В тот день Виссарион позволил себе не подключаться к общему патриотическому настрою, а спел любимый Гришин романс «Уж не жду от жизни ничего я…». Мало что изведав, младший сын воспринимал свою жизнь, как минувшую. И к ужасу, не ошибся. Хотя, может быть… как раз после, не на грешной земле, не здесь…
На проводы младший сын не смог бы успеть. И находчивый Виссарион романсом как бы обозначил его присутствие…

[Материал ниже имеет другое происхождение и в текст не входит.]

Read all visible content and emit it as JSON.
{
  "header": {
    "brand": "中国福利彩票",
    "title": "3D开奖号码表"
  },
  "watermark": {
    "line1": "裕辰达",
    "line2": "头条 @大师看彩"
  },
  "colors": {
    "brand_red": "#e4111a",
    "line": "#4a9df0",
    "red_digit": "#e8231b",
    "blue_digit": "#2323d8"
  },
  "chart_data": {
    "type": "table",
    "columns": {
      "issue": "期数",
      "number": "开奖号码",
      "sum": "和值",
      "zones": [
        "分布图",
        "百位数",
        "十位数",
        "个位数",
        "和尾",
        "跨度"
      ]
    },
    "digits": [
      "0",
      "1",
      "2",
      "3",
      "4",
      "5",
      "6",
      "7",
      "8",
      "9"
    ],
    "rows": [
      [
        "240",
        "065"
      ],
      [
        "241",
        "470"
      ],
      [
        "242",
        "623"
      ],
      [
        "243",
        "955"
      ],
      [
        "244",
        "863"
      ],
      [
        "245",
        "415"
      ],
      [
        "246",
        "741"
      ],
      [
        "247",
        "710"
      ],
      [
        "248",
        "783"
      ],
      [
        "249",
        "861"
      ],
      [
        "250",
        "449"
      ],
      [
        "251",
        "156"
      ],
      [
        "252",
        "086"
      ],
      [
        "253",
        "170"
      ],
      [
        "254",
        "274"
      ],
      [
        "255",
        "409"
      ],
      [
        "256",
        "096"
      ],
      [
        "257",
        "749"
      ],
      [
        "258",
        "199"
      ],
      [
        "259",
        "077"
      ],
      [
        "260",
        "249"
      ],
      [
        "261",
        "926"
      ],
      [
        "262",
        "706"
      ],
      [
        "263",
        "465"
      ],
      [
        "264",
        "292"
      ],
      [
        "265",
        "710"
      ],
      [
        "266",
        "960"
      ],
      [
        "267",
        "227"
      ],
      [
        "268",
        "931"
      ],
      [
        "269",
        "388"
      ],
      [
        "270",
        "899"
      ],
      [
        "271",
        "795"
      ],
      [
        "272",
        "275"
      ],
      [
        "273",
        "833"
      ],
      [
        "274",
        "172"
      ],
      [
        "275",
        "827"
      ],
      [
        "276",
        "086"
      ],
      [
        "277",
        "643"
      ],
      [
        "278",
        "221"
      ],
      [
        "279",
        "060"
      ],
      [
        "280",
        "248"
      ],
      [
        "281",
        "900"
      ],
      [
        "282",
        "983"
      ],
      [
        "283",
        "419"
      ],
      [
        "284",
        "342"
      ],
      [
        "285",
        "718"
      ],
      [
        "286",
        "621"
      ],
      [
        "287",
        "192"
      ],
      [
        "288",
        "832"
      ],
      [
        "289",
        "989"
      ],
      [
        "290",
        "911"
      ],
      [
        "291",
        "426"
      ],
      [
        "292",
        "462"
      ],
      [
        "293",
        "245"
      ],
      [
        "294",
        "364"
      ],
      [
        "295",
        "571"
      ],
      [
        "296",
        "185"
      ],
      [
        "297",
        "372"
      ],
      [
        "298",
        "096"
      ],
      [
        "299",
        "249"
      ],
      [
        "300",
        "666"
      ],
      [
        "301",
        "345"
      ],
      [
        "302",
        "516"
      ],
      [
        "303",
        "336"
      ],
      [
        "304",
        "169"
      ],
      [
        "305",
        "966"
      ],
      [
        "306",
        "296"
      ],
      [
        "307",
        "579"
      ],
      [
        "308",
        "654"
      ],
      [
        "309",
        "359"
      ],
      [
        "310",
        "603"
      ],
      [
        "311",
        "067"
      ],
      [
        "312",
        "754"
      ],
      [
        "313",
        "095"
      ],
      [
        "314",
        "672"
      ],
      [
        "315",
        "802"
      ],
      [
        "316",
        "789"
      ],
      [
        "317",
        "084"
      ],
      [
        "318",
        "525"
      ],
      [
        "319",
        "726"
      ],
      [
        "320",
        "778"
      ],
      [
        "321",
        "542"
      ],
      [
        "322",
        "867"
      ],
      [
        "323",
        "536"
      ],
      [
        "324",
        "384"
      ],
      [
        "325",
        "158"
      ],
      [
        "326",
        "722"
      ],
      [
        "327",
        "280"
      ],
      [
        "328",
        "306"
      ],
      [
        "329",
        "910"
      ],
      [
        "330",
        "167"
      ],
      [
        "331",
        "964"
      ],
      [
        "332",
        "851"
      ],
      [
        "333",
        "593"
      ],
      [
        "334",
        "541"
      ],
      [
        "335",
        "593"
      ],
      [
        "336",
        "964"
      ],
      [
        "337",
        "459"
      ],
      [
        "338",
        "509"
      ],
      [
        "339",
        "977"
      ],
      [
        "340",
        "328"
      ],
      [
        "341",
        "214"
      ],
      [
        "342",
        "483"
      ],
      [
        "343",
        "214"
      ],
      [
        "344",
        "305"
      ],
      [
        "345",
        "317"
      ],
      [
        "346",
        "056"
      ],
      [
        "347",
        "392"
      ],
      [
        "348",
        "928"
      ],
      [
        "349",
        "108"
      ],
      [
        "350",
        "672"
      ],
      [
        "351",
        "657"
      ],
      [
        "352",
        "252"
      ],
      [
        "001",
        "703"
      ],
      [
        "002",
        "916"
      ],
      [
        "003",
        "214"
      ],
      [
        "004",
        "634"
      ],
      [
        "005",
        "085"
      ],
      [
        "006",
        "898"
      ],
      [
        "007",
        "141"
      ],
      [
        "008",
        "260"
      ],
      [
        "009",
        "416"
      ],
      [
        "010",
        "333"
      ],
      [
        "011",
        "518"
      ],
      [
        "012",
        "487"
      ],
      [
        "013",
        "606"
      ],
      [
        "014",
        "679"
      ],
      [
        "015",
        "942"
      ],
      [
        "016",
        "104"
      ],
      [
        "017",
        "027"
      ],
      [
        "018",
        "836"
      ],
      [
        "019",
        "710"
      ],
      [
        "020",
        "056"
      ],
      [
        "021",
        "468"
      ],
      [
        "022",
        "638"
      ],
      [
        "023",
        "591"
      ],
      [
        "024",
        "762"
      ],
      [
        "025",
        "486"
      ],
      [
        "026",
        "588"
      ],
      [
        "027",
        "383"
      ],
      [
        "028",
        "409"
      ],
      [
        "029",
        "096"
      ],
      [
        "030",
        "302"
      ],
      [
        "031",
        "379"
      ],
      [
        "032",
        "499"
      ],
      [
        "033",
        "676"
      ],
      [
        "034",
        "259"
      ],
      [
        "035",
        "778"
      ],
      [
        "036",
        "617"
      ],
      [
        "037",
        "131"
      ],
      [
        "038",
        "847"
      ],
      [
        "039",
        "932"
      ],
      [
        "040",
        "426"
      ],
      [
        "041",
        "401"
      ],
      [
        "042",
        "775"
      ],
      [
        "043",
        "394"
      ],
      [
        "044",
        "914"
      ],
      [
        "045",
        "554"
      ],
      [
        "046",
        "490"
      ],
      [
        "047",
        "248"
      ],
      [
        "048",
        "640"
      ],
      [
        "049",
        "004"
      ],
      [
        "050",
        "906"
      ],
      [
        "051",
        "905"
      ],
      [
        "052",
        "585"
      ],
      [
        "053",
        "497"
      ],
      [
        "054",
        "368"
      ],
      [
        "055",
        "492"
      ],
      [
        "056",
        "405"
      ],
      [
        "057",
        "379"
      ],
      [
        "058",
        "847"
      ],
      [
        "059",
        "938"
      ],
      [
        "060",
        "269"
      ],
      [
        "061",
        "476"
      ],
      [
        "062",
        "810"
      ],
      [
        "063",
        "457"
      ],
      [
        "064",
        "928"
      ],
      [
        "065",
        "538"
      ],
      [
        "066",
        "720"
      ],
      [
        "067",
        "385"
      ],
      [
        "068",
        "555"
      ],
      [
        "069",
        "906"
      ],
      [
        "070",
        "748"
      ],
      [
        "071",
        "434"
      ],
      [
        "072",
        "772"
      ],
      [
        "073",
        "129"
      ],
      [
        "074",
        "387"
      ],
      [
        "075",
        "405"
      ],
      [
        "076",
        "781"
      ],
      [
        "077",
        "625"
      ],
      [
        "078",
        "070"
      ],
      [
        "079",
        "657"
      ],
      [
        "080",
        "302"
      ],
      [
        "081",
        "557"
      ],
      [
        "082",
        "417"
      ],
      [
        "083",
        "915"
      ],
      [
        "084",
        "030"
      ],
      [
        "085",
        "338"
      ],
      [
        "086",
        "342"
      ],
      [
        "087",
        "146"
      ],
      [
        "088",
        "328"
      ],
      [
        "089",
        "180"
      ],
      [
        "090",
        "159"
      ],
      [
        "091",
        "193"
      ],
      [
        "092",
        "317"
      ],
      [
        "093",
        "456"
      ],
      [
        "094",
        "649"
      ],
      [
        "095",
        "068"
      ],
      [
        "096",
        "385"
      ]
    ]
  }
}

«Если бы Борис обождал, если б не напросился на тот новый аэродром возле границы!» – без конца повторяла его невеста, так невестой и оставшаяся. На проводы она, как и Гриша, не успела примчаться… из какой-то мирной командировки, которая в день прощания представлялась уже никому не нужной, смешной. Но невеста Борина не смеялась, а твердила тогда и потом: «Если бы он обождал!» Та фраза сделалась приметой ее сумасшествия: «Если бы он обождал!»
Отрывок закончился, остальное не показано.